Avertissement sur les boîtes de paracétamol Donnez votre avis !

Avertissement sur les boîtes de paracétamol

Donnez votre avis !

Publié le : 28/09/2018 

« Surdosage = danger pour le foie ». Tel est, en substance, le message que l’Agence du médicament (ANSM) entend apposer sur les boîtes de médicaments contenant du paracétamol (Doliprane, Dafalgan, Efferalgan et autres). Pour connaître la meilleure façon de formuler cet avertissement, chacun d’entre nous est invité à s’exprimer.

 

À votre avis, que vaut-il mieux écrire : « Attention aux risques pour le foie en cas de surdosage » ou « Danger pour le foie si vous dépassez la dose maximale » ? C’est le genre de questions auxquelles chacun de nous, usager de soins, est invité à répondre. L’initiative a été prise par l’Agence du médicament (ANSM), soucieuse de formuler un message d’alerte compréhensible et visible sur les boîtes contenant du paracétamol.
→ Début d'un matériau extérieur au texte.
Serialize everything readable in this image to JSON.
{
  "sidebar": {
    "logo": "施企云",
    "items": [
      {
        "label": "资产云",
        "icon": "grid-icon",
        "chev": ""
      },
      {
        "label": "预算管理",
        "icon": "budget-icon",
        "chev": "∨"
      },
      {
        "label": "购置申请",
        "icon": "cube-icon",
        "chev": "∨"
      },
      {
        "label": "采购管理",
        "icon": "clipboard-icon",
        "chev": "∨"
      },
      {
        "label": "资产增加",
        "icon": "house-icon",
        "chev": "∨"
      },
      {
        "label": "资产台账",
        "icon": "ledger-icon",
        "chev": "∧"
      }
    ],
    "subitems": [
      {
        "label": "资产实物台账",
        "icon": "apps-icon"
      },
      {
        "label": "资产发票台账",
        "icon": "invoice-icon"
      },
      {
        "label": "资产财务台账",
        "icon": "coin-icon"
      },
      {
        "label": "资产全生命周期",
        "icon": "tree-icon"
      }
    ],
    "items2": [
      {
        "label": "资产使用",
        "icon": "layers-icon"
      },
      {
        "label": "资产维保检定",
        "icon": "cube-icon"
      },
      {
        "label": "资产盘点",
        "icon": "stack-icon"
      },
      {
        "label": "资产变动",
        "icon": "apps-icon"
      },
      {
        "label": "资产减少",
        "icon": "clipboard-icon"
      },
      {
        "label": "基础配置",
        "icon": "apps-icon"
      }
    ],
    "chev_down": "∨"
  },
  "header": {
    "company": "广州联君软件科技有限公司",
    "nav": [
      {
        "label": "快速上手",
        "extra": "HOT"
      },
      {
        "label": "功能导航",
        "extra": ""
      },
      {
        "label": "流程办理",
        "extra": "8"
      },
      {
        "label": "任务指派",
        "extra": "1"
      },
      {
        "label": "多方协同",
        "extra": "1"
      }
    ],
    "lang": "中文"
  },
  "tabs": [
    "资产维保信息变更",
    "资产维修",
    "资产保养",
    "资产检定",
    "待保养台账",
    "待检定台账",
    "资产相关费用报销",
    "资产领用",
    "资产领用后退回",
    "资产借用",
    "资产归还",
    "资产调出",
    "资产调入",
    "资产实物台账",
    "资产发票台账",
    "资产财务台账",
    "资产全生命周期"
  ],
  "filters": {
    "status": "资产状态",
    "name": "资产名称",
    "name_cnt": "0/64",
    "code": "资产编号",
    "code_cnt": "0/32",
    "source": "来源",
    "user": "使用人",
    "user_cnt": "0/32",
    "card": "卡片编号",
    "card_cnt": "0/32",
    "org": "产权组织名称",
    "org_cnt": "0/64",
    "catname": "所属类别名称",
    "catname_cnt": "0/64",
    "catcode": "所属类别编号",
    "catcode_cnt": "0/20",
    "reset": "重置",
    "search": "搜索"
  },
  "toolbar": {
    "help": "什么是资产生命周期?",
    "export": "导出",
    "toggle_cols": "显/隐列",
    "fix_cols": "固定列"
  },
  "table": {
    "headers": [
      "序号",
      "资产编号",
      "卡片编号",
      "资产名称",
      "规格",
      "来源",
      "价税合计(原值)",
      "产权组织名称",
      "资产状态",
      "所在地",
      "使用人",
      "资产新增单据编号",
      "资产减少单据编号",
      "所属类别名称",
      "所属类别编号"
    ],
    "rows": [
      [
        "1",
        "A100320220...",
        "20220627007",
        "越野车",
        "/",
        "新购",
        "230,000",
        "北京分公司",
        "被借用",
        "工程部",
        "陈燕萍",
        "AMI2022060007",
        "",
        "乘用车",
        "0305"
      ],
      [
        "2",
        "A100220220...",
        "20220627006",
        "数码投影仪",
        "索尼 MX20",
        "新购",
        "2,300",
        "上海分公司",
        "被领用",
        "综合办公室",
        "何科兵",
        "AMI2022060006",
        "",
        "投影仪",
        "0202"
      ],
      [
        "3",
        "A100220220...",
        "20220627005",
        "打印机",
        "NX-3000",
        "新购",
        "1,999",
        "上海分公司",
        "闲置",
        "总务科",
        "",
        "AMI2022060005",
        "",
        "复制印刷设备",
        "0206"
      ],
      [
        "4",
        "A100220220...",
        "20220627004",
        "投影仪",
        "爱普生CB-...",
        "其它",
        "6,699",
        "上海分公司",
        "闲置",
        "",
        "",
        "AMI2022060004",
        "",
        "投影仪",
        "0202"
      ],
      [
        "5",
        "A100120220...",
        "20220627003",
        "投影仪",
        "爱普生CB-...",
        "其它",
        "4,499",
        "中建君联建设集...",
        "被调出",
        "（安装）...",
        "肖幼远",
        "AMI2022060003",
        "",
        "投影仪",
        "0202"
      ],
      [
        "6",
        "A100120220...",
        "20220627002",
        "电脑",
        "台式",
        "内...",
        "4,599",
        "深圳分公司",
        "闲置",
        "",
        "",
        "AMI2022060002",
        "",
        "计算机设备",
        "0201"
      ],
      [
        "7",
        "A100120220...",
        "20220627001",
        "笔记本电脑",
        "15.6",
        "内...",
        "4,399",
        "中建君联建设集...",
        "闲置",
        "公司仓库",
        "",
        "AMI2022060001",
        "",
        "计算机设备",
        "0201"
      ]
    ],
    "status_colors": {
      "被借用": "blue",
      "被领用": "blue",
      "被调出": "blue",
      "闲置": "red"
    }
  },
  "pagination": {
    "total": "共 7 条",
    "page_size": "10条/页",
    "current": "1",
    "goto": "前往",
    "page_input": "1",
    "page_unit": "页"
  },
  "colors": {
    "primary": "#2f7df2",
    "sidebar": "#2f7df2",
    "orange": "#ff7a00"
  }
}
Le formulaire est à remplir directement en ligne sur ce lien.

Pourquoi un tel avertissement ?

L’enjeu est de taille. Le paracétamol est la substance active la plus vendue en France. Près de 200 spécialités en contiennent, seul ou associé à d’autres substances : Doliprane, Dafalgan, Efferalgan, marques génériques mais aussi différents traitements contre le rhume (Actifed Rhume Jour/Nuit et autres) ou des antidouleurs délivrés seulement sur ordonnance (Lamaline, Claradol Codéine, etc.). Les ventes de paracétamol ont progressé de 53 % en 10 ans, indique l’ANSM. Motifs de ce succès : la relative innocuité et la bonne tolérance de cette substance. Revers de ce succès : les patients et professionnels de santé ont un peu perdu de vue son principal inconvénient, sa toxicité pour le foie (hépatotoxicité).

En effet, le paracétamol est dégradé dans le foie. Lorsque les capacités de ce dernier sont dépassées, le paracétamol devient toxique et peut provoquer des dégâts irréversibles, voire mortels. L’abus de paracétamol est devenu la première cause de greffe de foie aiguë. Cela reste beaucoup plus rare que les greffes de foie à la suite de problèmes chroniques (excès d’alcool, hépatites virales). Mais le risque est suffisamment grave pour justifier l’apposition d’une mention systématique et en évidence sur l’emballage.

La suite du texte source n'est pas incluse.